“Sweet Talkin’ Woman” Exploring IPsoft’s #Amelia, an Artificial Agent
Posted on June 15th, 2015
06/15/2015 @WeWork, 69 Charlton Street, 8th floor, NY
Adam Pease @iPsoft presented his research on natural language processing (#NLP). He emphasized the importance of understanding the semantic structure of natural language and the limitations of the “bag of words” approach to automated language understanding.
IPsoft creates an artificial agent to automate customer service agents. It conducts a dialogue with users and is designed to handle step-by-step protocols for specific questions: e.g. for mortgage monthly calculations, but has the flexibility to engage in small talk and access databases and large corpora background knowledge. It also is trained to express its level of certainty when presenting an answer.
If Amelia cannot answer a question it will escalate to a human and then listen to the answer as it attempts to learn the solution when it faces similar inquiries in the future.

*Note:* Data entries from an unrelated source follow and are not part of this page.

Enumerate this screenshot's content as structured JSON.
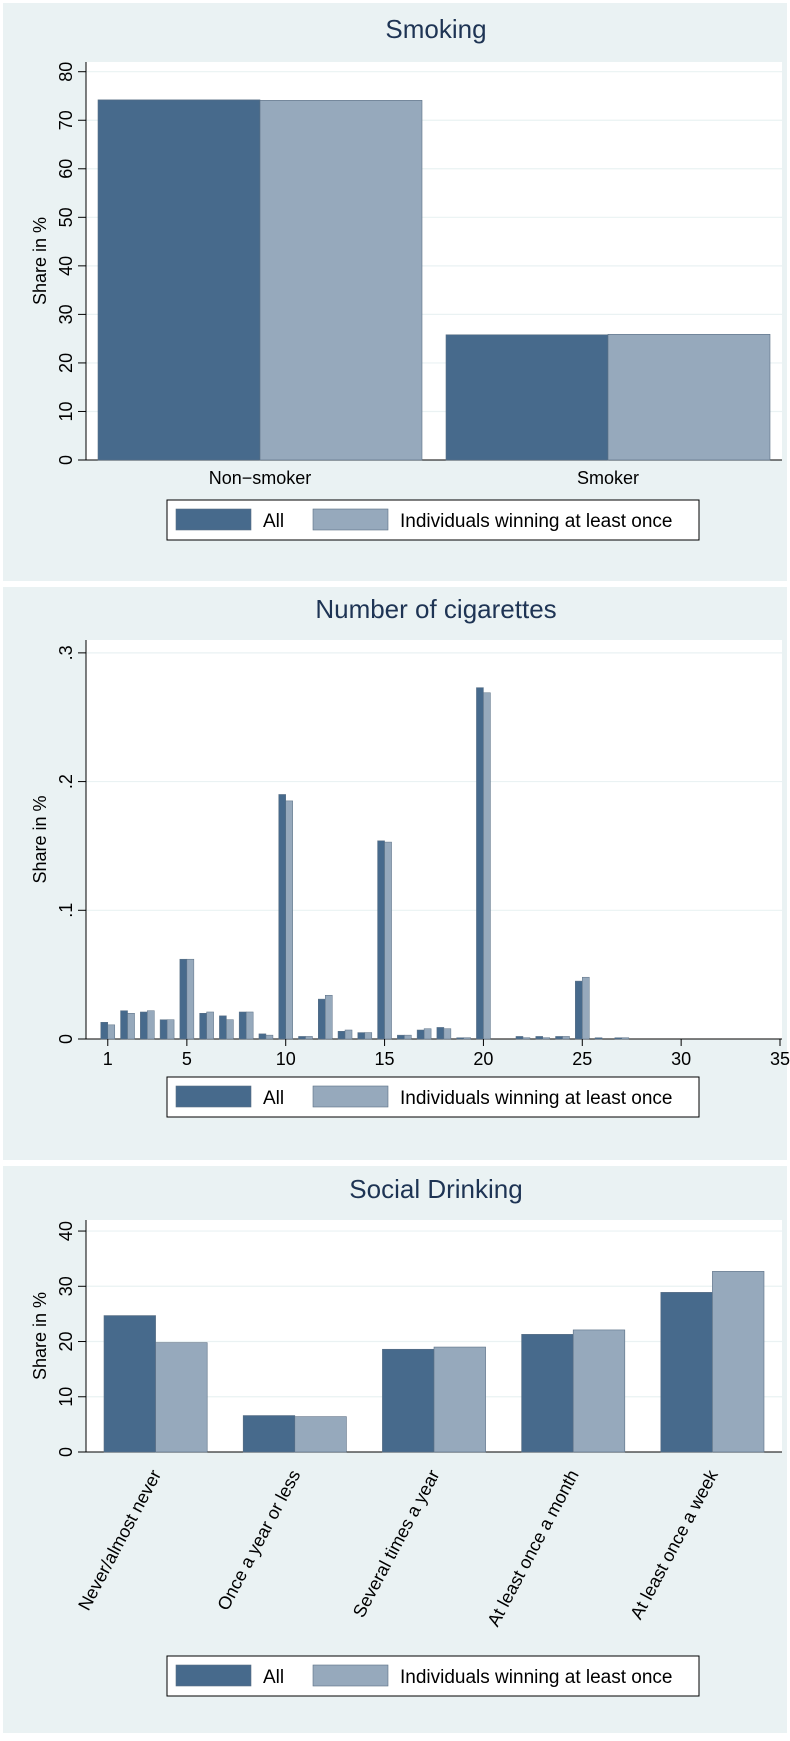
{
  "colors": {
    "panel_background": "#eaf2f3",
    "plot_background": "#ffffff",
    "grid": "#eaf2f3",
    "axis": "#000000",
    "title_color": "#1e3454",
    "series_all": "#476a8c",
    "series_winning": "#96a9bc"
  },
  "chart_data": [
    {
      "type": "bar",
      "title": "Smoking",
      "ylabel": "Share in %",
      "xlabel": "",
      "ylim": [
        0,
        82
      ],
      "yticks": [
        "0",
        "10",
        "20",
        "30",
        "40",
        "50",
        "60",
        "70",
        "80"
      ],
      "grid": true,
      "categories": [
        "Non−smoker",
        "Smoker"
      ],
      "series": [
        {
          "name": "All",
          "values": [
            74.2,
            25.8
          ]
        },
        {
          "name": "Individuals winning at least once",
          "values": [
            74.1,
            25.9
          ]
        }
      ],
      "legend": {
        "placement": "bottom",
        "labels": [
          "All",
          "Individuals winning at least once"
        ]
      }
    },
    {
      "type": "bar",
      "title": "Number of cigarettes",
      "ylabel": "Share in %",
      "xlabel": "",
      "xlim": [
        0,
        35
      ],
      "ylim": [
        0,
        0.31
      ],
      "xticks": [
        "1",
        "5",
        "10",
        "15",
        "20",
        "25",
        "30",
        "35"
      ],
      "yticks": [
        "0",
        ".1",
        ".2",
        ".3"
      ],
      "grid": true,
      "x": [
        1,
        2,
        3,
        4,
        5,
        6,
        7,
        8,
        9,
        10,
        11,
        12,
        13,
        14,
        15,
        16,
        17,
        18,
        19,
        20,
        22,
        23,
        24,
        25,
        26,
        27
      ],
      "series": [
        {
          "name": "All",
          "values": [
            0.013,
            0.022,
            0.021,
            0.015,
            0.062,
            0.02,
            0.018,
            0.021,
            0.004,
            0.19,
            0.002,
            0.031,
            0.006,
            0.005,
            0.154,
            0.003,
            0.007,
            0.009,
            0.001,
            0.273,
            0.002,
            0.002,
            0.002,
            0.045,
            0.001,
            0.001
          ]
        },
        {
          "name": "Individuals winning at least once",
          "values": [
            0.011,
            0.02,
            0.022,
            0.015,
            0.062,
            0.021,
            0.015,
            0.021,
            0.003,
            0.185,
            0.002,
            0.034,
            0.007,
            0.005,
            0.153,
            0.003,
            0.008,
            0.008,
            0.001,
            0.269,
            0.001,
            0.001,
            0.002,
            0.048,
            0.0,
            0.001
          ]
        }
      ],
      "legend": {
        "placement": "bottom",
        "labels": [
          "All",
          "Individuals winning at least once"
        ]
      }
    },
    {
      "type": "bar",
      "title": "Social Drinking",
      "ylabel": "Share in %",
      "xlabel": "",
      "ylim": [
        0,
        42
      ],
      "yticks": [
        "0",
        "10",
        "20",
        "30",
        "40"
      ],
      "grid": true,
      "categories": [
        "Never/almost never",
        "Once a year or less",
        "Several times a year",
        "At least once a month",
        "At least once a week"
      ],
      "series": [
        {
          "name": "All",
          "values": [
            24.7,
            6.6,
            18.6,
            21.3,
            28.9
          ]
        },
        {
          "name": "Individuals winning at least once",
          "values": [
            19.8,
            6.4,
            19.0,
            22.1,
            32.7
          ]
        }
      ],
      "legend": {
        "placement": "bottom",
        "labels": [
          "All",
          "Individuals winning at least once"
        ]
      }
    }
  ]
}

The next generation system will have an emotion model and a dialogue model. It could determine the emotion of the user, but a theory is still needed on how to handle the different emotions of users.
From this point, Adam emphasized the theory behind his NLP research emphasizing his work on ontology. He first reviewed some of the traditional information retrieval methods used by Amelia:
- Term freq/inverse document freq – greater importance given to infrequent terms
- BM25 – two phase. Retrieve docs, then relevant sentences from the document
- #Word2vec – multidimensional vectors of docs. Can train on words and the conjunction of words from documents. Uses multifactor analysis to avoid overfitting the data.
He then talked about methods for mapping the semantic structure of sentences and why these approaches are important: they have the potential to creating novel answers to problems.
The Stanford dependency parser graph extends the idea of sentence diagramming to create structures that can determine that “John walks to the store” is the statement that answers the questions “Who walks to the store?”. This is done by matching the node “John” with the node “who” and is robust to non-structural variations such as “amble” replacing “walk” in the original sentence.
Wordnet is one approach to creating the framework for these structures. George A. Miller at Princeton started its development 20 years ago. It is an electronic dictionary containing 100,000 hand-created word senses and semantic links.
Adam then talked about his research on ontology (“Suggested Upper Merged Ontology” contains 20k items, 80k axioms, linked with fact databases.) which relates higher order logical theory to the theory of language.
Related technologies include
- Expert systems – worked, but not visionary. Not reusable in the next project
- Semantic networks – match graph structures
- Semantic web – restricted representation.